A Whangarei woman in a wheelchair wants a review of cinema fire regulations so she could leave a movie theatre without delay if a fire started.
Kimberley McLean has started a petition seeking the review after being told by a staff member at Events Cinemas in Whangarei that, if there was a fire, disabled and elderly people needing help to leave would have to wait for firefighters to arrive before they could be evacuated.
"I feel we [disabled and elderly people] should be the first ones out, not the last," Ms McLean said.
Her petition says: "Should a fire happen while I'm at a movie theatre, I would be like anyone else - I'd want to get out as fast as I can and not have to wait for the fire brigade to arrive.
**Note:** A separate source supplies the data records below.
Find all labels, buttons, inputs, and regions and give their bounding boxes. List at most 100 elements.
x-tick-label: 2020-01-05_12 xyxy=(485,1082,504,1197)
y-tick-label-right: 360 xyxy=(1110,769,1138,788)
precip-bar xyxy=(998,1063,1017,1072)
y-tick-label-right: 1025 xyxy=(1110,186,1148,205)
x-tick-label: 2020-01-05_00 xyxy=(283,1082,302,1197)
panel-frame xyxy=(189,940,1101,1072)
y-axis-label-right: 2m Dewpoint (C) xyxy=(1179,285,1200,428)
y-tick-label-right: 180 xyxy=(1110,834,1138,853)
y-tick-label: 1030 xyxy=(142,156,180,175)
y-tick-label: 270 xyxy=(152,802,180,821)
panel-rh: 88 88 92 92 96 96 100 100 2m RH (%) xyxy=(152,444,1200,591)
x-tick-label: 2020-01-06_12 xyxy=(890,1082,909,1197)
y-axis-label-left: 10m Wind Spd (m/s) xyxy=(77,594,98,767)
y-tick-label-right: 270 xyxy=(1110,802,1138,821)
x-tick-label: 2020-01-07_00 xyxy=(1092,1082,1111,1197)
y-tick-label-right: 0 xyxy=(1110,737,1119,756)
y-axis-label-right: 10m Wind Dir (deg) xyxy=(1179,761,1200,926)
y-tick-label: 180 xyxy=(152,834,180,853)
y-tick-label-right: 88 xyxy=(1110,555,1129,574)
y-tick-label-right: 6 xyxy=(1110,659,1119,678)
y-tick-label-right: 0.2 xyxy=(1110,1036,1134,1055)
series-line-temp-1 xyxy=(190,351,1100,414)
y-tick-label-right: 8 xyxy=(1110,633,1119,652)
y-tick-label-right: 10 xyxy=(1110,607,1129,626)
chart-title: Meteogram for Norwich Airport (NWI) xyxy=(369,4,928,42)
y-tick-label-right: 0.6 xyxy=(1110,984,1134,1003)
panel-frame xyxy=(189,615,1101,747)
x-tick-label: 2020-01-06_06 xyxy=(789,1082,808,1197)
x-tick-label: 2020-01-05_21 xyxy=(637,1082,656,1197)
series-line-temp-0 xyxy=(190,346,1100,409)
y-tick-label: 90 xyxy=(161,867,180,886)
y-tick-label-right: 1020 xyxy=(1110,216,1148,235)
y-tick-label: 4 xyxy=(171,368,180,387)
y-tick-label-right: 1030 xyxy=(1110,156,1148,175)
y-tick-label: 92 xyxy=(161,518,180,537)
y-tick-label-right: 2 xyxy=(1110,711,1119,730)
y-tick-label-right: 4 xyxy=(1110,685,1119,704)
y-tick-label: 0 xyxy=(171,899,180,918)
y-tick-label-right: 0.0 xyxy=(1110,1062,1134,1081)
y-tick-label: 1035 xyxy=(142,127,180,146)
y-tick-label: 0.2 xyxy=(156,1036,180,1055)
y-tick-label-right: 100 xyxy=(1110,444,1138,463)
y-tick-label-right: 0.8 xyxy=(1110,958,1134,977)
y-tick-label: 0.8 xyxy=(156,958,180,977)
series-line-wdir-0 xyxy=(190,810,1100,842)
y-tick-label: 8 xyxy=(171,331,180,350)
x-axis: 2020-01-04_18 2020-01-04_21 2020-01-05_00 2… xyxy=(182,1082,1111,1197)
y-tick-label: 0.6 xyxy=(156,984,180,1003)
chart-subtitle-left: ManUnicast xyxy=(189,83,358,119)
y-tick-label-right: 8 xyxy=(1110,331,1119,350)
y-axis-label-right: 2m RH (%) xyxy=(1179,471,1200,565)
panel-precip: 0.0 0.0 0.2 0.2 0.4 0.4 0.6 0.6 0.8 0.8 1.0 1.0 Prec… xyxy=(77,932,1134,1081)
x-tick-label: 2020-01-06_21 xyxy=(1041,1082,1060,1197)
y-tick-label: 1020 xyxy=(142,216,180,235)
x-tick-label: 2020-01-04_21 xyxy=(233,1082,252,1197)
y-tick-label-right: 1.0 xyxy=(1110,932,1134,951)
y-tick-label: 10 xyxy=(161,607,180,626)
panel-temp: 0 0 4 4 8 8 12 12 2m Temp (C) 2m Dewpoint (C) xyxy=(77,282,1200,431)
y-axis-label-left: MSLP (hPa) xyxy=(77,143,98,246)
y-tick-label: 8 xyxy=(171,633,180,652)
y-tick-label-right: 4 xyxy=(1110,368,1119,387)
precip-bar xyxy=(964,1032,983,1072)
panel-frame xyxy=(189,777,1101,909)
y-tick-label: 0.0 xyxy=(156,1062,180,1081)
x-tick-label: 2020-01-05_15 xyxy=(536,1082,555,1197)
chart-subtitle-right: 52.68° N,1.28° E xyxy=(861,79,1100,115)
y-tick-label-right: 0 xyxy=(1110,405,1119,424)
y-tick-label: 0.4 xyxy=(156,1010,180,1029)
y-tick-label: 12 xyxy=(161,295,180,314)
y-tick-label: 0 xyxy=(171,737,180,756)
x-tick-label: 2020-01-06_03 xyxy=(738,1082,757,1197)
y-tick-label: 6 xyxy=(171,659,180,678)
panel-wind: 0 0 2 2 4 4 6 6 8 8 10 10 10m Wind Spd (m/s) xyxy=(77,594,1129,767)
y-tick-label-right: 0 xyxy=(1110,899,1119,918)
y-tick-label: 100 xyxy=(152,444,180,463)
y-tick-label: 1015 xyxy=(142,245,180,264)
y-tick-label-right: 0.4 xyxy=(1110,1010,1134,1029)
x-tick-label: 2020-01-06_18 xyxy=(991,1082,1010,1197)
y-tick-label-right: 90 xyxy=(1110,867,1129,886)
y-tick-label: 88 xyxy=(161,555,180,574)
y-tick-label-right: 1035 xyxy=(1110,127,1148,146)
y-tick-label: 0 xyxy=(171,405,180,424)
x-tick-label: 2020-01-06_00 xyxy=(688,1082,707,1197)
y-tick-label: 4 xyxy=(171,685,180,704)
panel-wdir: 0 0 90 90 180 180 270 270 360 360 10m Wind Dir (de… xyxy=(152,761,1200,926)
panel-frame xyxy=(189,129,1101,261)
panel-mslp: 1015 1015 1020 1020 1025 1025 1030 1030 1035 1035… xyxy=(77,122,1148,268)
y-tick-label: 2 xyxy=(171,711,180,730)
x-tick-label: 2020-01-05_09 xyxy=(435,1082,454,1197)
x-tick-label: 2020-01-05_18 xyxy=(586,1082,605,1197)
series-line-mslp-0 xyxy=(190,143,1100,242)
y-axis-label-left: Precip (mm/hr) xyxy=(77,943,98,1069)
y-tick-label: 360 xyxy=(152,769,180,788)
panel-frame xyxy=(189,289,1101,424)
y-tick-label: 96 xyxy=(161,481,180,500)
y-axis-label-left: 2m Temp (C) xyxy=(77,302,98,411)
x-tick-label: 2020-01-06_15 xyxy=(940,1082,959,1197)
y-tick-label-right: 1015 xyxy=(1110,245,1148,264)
Please sign this petition so we can change the way the management of the movie theatre think."
With help from her friends Chris Keay and Ray Lewis, Ms McLean has collected more than 300 signatures so far.
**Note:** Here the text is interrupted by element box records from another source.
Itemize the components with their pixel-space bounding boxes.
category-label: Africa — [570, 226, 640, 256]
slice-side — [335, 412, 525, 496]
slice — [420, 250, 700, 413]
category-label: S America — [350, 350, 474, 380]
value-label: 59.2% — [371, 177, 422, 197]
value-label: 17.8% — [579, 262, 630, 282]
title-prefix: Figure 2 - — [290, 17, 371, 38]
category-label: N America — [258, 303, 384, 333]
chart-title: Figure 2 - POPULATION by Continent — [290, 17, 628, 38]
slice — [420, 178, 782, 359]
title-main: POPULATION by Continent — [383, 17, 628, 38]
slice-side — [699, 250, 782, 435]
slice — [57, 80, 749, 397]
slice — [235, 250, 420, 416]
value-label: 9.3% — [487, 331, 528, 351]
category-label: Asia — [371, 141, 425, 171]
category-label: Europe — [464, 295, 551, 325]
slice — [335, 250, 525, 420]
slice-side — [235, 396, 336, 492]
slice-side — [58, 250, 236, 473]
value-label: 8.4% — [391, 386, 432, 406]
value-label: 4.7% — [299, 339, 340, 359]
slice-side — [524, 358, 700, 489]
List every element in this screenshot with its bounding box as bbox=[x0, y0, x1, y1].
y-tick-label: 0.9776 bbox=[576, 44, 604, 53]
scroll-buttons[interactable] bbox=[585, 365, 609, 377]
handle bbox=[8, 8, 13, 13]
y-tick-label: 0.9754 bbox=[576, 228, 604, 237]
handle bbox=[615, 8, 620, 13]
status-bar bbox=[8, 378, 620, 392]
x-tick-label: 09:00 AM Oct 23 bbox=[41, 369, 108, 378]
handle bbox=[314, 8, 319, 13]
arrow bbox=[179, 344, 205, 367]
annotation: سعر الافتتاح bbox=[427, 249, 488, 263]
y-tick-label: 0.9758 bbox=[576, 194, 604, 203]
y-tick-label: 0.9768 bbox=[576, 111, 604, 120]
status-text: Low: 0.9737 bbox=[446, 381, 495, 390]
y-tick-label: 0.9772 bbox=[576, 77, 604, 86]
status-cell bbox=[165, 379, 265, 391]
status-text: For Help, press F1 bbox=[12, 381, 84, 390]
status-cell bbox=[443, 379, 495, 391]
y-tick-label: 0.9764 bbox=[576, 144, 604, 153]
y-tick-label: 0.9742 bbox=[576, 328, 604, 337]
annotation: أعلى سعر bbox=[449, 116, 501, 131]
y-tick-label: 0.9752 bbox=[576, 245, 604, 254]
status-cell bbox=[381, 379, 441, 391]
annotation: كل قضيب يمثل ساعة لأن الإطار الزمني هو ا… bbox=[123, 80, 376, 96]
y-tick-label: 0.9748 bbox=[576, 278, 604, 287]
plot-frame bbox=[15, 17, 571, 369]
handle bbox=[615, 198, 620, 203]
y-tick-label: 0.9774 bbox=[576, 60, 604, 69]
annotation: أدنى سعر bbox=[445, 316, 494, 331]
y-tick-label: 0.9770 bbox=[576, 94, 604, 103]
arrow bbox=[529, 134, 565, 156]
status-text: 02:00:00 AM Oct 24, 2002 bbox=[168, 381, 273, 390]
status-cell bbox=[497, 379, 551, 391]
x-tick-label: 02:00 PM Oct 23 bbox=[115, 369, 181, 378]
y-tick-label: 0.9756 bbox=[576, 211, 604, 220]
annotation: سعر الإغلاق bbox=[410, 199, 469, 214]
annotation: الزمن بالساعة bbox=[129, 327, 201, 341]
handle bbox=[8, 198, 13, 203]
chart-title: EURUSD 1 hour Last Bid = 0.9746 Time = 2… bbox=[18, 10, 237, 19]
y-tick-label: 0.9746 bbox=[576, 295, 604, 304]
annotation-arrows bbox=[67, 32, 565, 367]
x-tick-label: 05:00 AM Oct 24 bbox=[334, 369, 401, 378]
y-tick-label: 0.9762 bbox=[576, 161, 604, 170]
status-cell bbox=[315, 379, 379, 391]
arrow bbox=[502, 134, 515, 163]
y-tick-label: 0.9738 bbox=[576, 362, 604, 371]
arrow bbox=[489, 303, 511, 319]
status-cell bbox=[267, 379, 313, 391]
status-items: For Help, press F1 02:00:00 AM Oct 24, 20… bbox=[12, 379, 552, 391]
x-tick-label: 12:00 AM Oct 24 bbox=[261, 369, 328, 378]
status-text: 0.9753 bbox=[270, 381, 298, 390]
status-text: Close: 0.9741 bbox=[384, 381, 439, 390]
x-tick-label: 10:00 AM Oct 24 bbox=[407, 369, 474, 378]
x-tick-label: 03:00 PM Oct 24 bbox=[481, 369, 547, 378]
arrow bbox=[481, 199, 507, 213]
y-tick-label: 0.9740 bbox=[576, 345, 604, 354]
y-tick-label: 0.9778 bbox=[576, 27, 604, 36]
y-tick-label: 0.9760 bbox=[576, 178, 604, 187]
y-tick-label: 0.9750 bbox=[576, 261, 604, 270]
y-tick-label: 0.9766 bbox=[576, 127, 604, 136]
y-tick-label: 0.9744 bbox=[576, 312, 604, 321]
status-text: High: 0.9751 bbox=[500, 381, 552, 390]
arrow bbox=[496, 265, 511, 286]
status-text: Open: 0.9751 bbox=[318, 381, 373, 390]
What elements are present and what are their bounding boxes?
Whangarei fire safety officer Craig Bain said evacuation rules were laid out in the Fire Safety and Evacuation of Buildings Regulations 2006, which require building owners to train people to evacuate all occupants in a fire.
Because lifts were automatically locked out of use in a fire, it was standard for people in wheelchairs to be taken out last to avoid the crush as able-bodied people rushed the exits, he said.
Cinema staff could help the disabled and elderly out as soon as possible. They did not have to wait for the arrival of firefighters, who could be delayed by another call-out or for some other reason, Mr Bain said.
Bill McClure, director of Events Cinemas' consultant company Fire Safety Net, said if a fire emergency put lifts out of action cinema staff had to get all able-bodied people out first and assemble disabled and elderly people in safe holding places designated in all cinemas. Staff would help the disabled and elderly out as soon as possible or wait with them until firefighters arrived to help them down stairs.
"Some disabled people take umbrage over waiting but, when the procedure is explained to them, they realise the rules are for their safety," Mr McClure said.
Tiaho Trust chief executive Johnny Wilkinson yesterday suggested cinemas could store special chairs made by Nelson firm Evac+Chair to promptly help disabled and elderly people down stairs in fire emergencies.
Evac+Chair director Les Armstrong said the special chairs had been supplied to Parliament, hospitals and banks, and had been used to evacuate disabled people from high-rise buildings during Wellington earthquakes. His company had sought a review of the regulations but had "run into walls".